Cette activité, qui a eu pour cadre le Centre régional de transfusion sanguine (CRTS) au CHU de Bouaké, a été l’occasion de rapprocher le CNTS-CI, les donneurs de sang, les associations de donneurs de sang et les organisateurs de collette de sang. Elle a surtout été l’occasion de magnifier et de distinguer les meilleures associations de donneurs de même que les meilleurs organisateurs de collecte.
Trois structures de donneurs étaient à l’honneur. Notamment, l’association islamique Ançar Dine, l’association de jeunesse U-Report et l’Union nationale des donneurs de sang bénévoles de Côte d’Ivoire, section Gbêkê. Chacune de ces trois structures a reçu un trophée, une enveloppe d’argent et un diplôme de participation en guise de félicitations et d’encouragements à poursuivre cette action de solidarité à l’égard de la population.
Les donneurs de sang, qui se sont réjouis pour toutes ces gestes d’encouragement à leur endroit, ont, toutefois, formulées des doléances à l’attention de la direction du CNTS. Ils ont, notamment, plaidé pour la revalorisation de la prime de transport de 1000 FCFA à 2000 FCFA minimum.
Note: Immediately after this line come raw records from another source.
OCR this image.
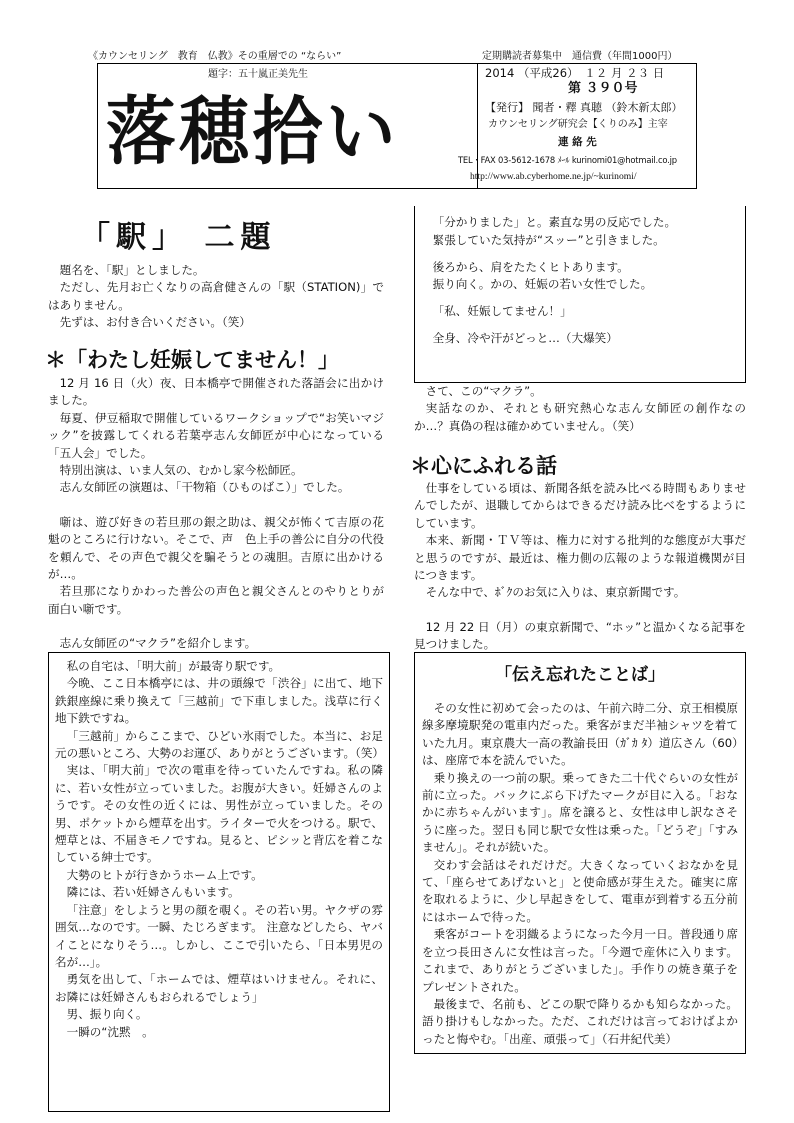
《カウンセリング　教育　仏教》その重層での “ならい”	定期購読者募集中　通信費（年間1000円）
題字：五十嵐正美先生
落穂拾い
2014 （平成26）　１２ 月 ２３ 日
第 ３９０号
【発行】 聞者・釋 真聴 （鈴木新太郎）
カウンセリング研究会【くりのみ】主宰
連 絡 先
TEL・FAX 03-5612-1678 ﾒｰﾙ kurinomi01@hotmail.co.jp
http://www.ab.cyberhome.ne.jp/~kurinomi/
「駅」 二題
題名を、「駅」としました。
ただし、先月お亡くなりの高倉健さんの「駅（STATION)」ではありません。
先ずは、お付き合いください。（笑）
＊「わたし妊娠してません！」
12 月 16 日（火）夜、日本橋亭で開催された落語会に出かけました。
毎夏、伊豆稲取で開催しているワークショップで“お笑いマジック”を披露してくれる若葉亭志ん女師匠が中心になっている「五人会」でした。
特別出演は、いま人気の、むかし家今松師匠。
志ん女師匠の演題は、「干物箱（ひものばこ）」でした。
噺は、遊び好きの若旦那の銀之助は、親父が怖くて吉原の花魁のところに行けない。そこで、声　色上手の善公に自分の代役を頼んで、その声色で親父を騙そうとの魂胆。吉原に出かけるが…。
若旦那になりかわった善公の声色と親父さんとのやりとりが面白い噺です。
志ん女師匠の“マクラ”を紹介します。
私の自宅は、「明大前」が最寄り駅です。
今晩、ここ日本橋亭には、井の頭線で「渋谷」に出て、地下鉄銀座線に乗り換えて「三越前」で下車しました。浅草に行く地下鉄ですね。
「三越前」からここまで、ひどい氷雨でした。本当に、お足元の悪いところ、大勢のお運び、ありがとうございます。（笑）
実は、「明大前」で次の電車を待っていたんですね。私の隣に、若い女性が立っていました。お腹が大きい。妊婦さんのようです。その女性の近くには、男性が立っていました。その男、ポケットから煙草を出す。ライターで火をつける。駅で、煙草とは、不届きモノですね。見ると、ピシッと背広を着こなしている紳士です。
大勢のヒトが行きかうホーム上です。
隣には、若い妊婦さんもいます。
「注意」をしようと男の顔を覗く。その若い男。ヤクザの雰囲気…なのです。一瞬、たじろぎます。 注意などしたら、ヤバイことになりそう…。しかし、ここで引いたら、「日本男児の名が…」。
勇気を出して、「ホームでは、煙草はいけません。それに、お隣には妊婦さんもおられるでしょう」
男、振り向く。
一瞬の“沈黙　。
「分かりました」と。素直な男の反応でした。
緊張していた気持が“スッー”と引きました。
後ろから、肩をたたくヒトあります。
振り向く。かの、妊娠の若い女性でした。
「私、妊娠してません！」
全身、冷や汗がどっと…（大爆笑）
さて、この“マクラ”。
実話なのか、それとも研究熱心な志ん女師匠の創作なのか…？真偽の程は確かめていません。（笑）
＊心にふれる話
仕事をしている頃は、新聞各紙を読み比べる時間もありませんでしたが、退職してからはできるだけ読み比べをするようにしています。
本来、新聞・ＴＶ等は、権力に対する批判的な態度が大事だと思うのですが、最近は、権力側の広報のような報道機関が目につきます。
そんな中で、ﾎﾞｸのお気に入りは、東京新聞です。
12 月 22 日（月）の東京新聞で、“ホッ”と温かくなる記事を見つけました。
「伝え忘れたことば」
その女性に初めて会ったのは、午前六時二分、京王相模原線多摩境駅発の電車内だった。乗客がまだ半袖シャツを着ていた九月。東京農大一高の教諭長田（ｶﾞｶ ﾀ）道広さん（60）は、座席で本を読んでいた。
乗り換えの一つ前の駅。乗ってきた二十代ぐらいの女性が前に立った。バックにぶら下げたマークが目に入る。「おなかに赤ちゃんがいます」。席を譲ると、女性は申し訳なさそうに座った。翌日も同じ駅で女性は乗った。「どうぞ」「すみません」。それが続いた。
交わす会話はそれだけだ。大きくなっていくおなかを見て、「座らせてあげないと」と使命感が芽生えた。確実に席を取れるように、少し早起きをして、電車が到着する五分前にはホームで待った。
乗客がコートを羽織るようになった今月一日。普段通り席を立つ長田さんに女性は言った。「今週で産休に入ります。これまで、ありがとうございました」。手作りの焼き菓子をプレゼントされた。
最後まで、名前も、どこの駅で降りるかも知らなかった。語り掛けもしなかった。ただ、これだけは言っておけばよかったと悔やむ。「出産、頑張って」（石井紀代美）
Il en est de même pour le repas froid qui leur est servi après chaque opération de don de sang qu’ils souhaitent voir être un peu plus consistant.
Selon le directeur du Centre régional de transfusion sanguine de Bouaké (CRTS), Dr. Biérou Bodé Thomas, qui a reçu les vives félicitations du Prof. Yassongui Sékongo, il existe environ 6 000 donneurs au niveau du District autonome de la vallée du Bandama composé des régions de Gbêkê et du Hambol.
Il a, par ailleurs, révélé que l’autosuffisance de la région en produits sanguin est de 18 000 prélèvements alors qu’on oscille autour de 16 000 prélèvements. Conscients de cette situation aux conséquences préjudiciables pour les patients, les donneurs ont fait la promesse d’atteindre un minimum de 20 000 poches de sang en 2024.